This red chalk drawing by Charles-Joseph Natoire (1700-1777), a renowned Rococo painter and the teacher of Jean-Baptiste Greuze (1725-1805), displays all his talent as a draftsman.
Charles-Joseph Natoire (1700-1777), Étude de tête et de bras (Study of a Head and Arm), red chalk and traces of white chalk, annotated “C.Natoire” in ink, 25 x 35.5 cm/9.85 x 13.98 in.

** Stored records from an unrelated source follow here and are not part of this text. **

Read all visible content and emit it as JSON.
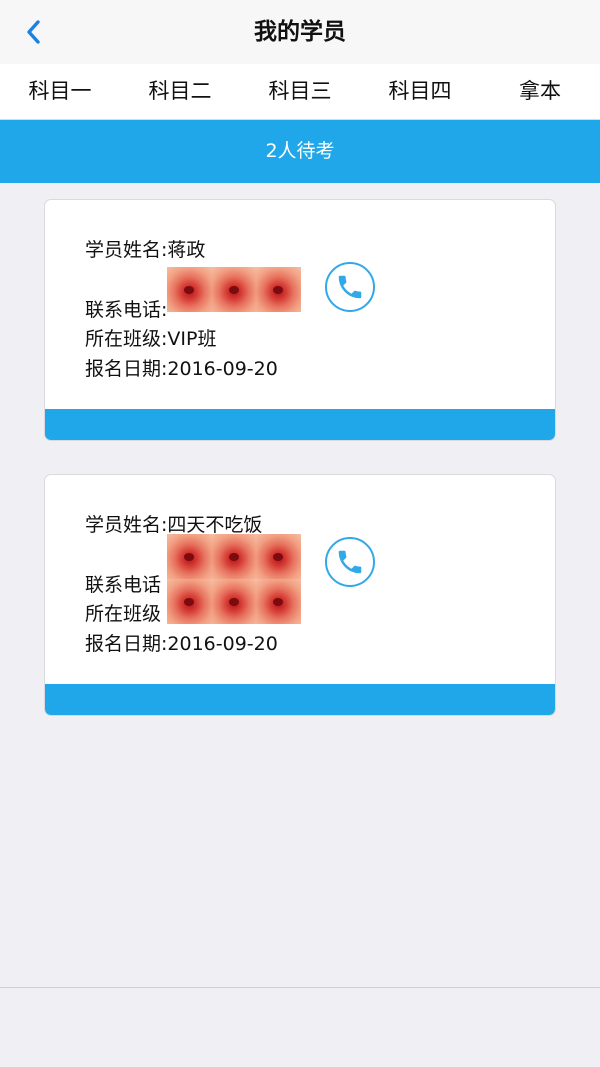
{
  "header": {
    "title": "我的学员",
    "back_icon": "chevron-left-icon"
  },
  "tabs": [
    {
      "label": "科目一"
    },
    {
      "label": "科目二"
    },
    {
      "label": "科目三"
    },
    {
      "label": "科目四"
    },
    {
      "label": "拿本"
    }
  ],
  "status": {
    "text": "2人待考"
  },
  "students": [
    {
      "name_line": "学员姓名:蒋政",
      "phone_line": "联系电话:",
      "class_line": "所在班级:VIP班",
      "date_line": "报名日期:2016-09-20"
    },
    {
      "name_line": "学员姓名:四天不吃饭",
      "phone_line": "联系电话",
      "class_line": "所在班级",
      "date_line": "报名日期:2016-09-20"
    }
  ],
  "colors": {
    "accent": "#1fa7ea",
    "call_icon": "#31a8e8",
    "background": "#efeff4"
  }
}
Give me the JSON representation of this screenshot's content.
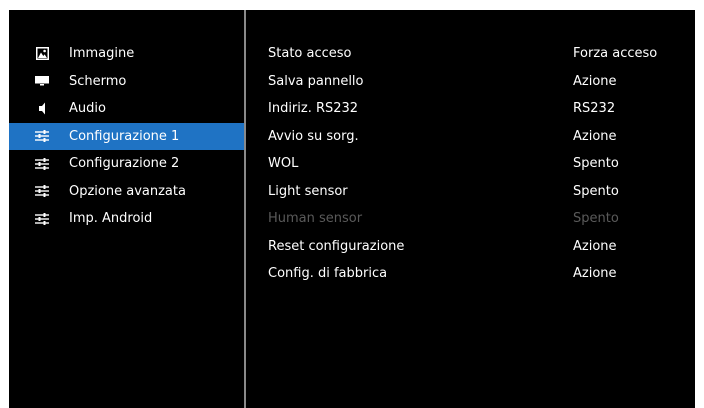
{
  "sidebar": {
    "items": [
      {
        "label": "Immagine",
        "icon": "image-icon",
        "selected": false
      },
      {
        "label": "Schermo",
        "icon": "screen-icon",
        "selected": false
      },
      {
        "label": "Audio",
        "icon": "speaker-icon",
        "selected": false
      },
      {
        "label": "Configurazione 1",
        "icon": "sliders-icon",
        "selected": true
      },
      {
        "label": "Configurazione 2",
        "icon": "sliders-icon",
        "selected": false
      },
      {
        "label": "Opzione avanzata",
        "icon": "sliders-icon",
        "selected": false
      },
      {
        "label": "Imp. Android",
        "icon": "sliders-icon",
        "selected": false
      }
    ]
  },
  "settings": {
    "rows": [
      {
        "label": "Stato acceso",
        "value": "Forza acceso",
        "enabled": true
      },
      {
        "label": "Salva pannello",
        "value": "Azione",
        "enabled": true
      },
      {
        "label": "Indiriz. RS232",
        "value": "RS232",
        "enabled": true
      },
      {
        "label": "Avvio su sorg.",
        "value": "Azione",
        "enabled": true
      },
      {
        "label": "WOL",
        "value": "Spento",
        "enabled": true
      },
      {
        "label": "Light sensor",
        "value": "Spento",
        "enabled": true
      },
      {
        "label": "Human sensor",
        "value": "Spento",
        "enabled": false
      },
      {
        "label": "Reset configurazione",
        "value": "Azione",
        "enabled": true
      },
      {
        "label": "Config. di fabbrica",
        "value": "Azione",
        "enabled": true
      }
    ]
  },
  "colors": {
    "background": "#000000",
    "selected": "#1f73c4",
    "text": "#ffffff",
    "disabled_text": "#5a5a5a",
    "divider": "#8a8a8a"
  }
}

Known since antiquity, red chalk came into wider use during the Renaissance. Its ability to render volumes and shadows captured the attention of 18th-century artists, especially portraitists seeking to breathe life into their models. In this study, Natoire sought to depict Adonis of Greek mythology, his expressions and his movements as accurately as possible. Adonis is one of the protagonists in his 1740-1745 painting Vénus et Adonis (Venus and Adonis), today in the musée des beaux-arts in Nîmes and reproduced in Susanna Caviglia-Brunel’s book on the artist (Arthena, 2012).

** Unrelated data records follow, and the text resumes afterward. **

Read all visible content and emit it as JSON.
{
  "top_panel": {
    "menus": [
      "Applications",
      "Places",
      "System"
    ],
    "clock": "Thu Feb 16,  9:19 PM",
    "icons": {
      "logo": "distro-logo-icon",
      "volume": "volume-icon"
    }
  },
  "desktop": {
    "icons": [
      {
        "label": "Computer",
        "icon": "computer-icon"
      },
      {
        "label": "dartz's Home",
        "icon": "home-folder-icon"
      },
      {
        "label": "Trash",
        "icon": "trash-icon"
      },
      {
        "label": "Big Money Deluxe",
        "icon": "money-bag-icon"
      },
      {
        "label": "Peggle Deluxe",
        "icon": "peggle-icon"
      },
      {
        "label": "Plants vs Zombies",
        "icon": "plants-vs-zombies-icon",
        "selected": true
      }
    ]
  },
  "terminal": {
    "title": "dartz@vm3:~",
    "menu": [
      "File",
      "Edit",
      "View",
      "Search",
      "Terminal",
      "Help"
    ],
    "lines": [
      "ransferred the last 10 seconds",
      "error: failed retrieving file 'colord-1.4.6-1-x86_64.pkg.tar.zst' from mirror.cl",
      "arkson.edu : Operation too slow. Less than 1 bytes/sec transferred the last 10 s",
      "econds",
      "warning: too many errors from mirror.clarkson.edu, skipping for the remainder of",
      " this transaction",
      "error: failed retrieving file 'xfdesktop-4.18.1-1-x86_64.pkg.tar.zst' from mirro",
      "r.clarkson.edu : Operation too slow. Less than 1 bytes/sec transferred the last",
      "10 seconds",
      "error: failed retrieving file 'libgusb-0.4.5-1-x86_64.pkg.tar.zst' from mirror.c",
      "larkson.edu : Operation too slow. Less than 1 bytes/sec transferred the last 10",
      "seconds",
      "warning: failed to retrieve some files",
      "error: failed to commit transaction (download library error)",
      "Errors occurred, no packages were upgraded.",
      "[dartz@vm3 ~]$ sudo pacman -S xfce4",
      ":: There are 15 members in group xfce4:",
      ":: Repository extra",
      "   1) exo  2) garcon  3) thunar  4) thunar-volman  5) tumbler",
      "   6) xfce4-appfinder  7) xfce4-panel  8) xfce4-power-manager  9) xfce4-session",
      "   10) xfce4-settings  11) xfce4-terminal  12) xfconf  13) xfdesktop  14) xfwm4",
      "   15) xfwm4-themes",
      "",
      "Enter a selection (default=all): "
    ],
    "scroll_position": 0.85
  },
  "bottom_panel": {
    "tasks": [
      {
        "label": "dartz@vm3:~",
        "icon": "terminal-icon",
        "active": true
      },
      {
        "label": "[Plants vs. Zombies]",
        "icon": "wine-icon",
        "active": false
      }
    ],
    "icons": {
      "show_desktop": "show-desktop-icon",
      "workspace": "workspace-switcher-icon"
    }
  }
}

At the time, Natoire was at the peak of his career. A pupil of François Lemoyne (1688-1737) who had won the Premier Prix de Rome in 1721, Natoire became an academician in 1734 thanks to Vénus commandant des armes à Vulcain (Venus Ordering Arms from Vulcan, musée Montpellier), which paved the way for a string of commissions, including large-scale decorative projects for the French king, aristocrats and the bourgeoisie. The Hôtel de Soubise on the rue des Francs-Bourgeois in Paris features his famous series on the "History of Psyche". In 1751, Natoire’s talent as a decorator and draftsman earned him the directorship of the Académie de France in Rome. In Italy, he stopped painting in order to draw the natural, spontaneous landscapes that inspired Hubert Robert.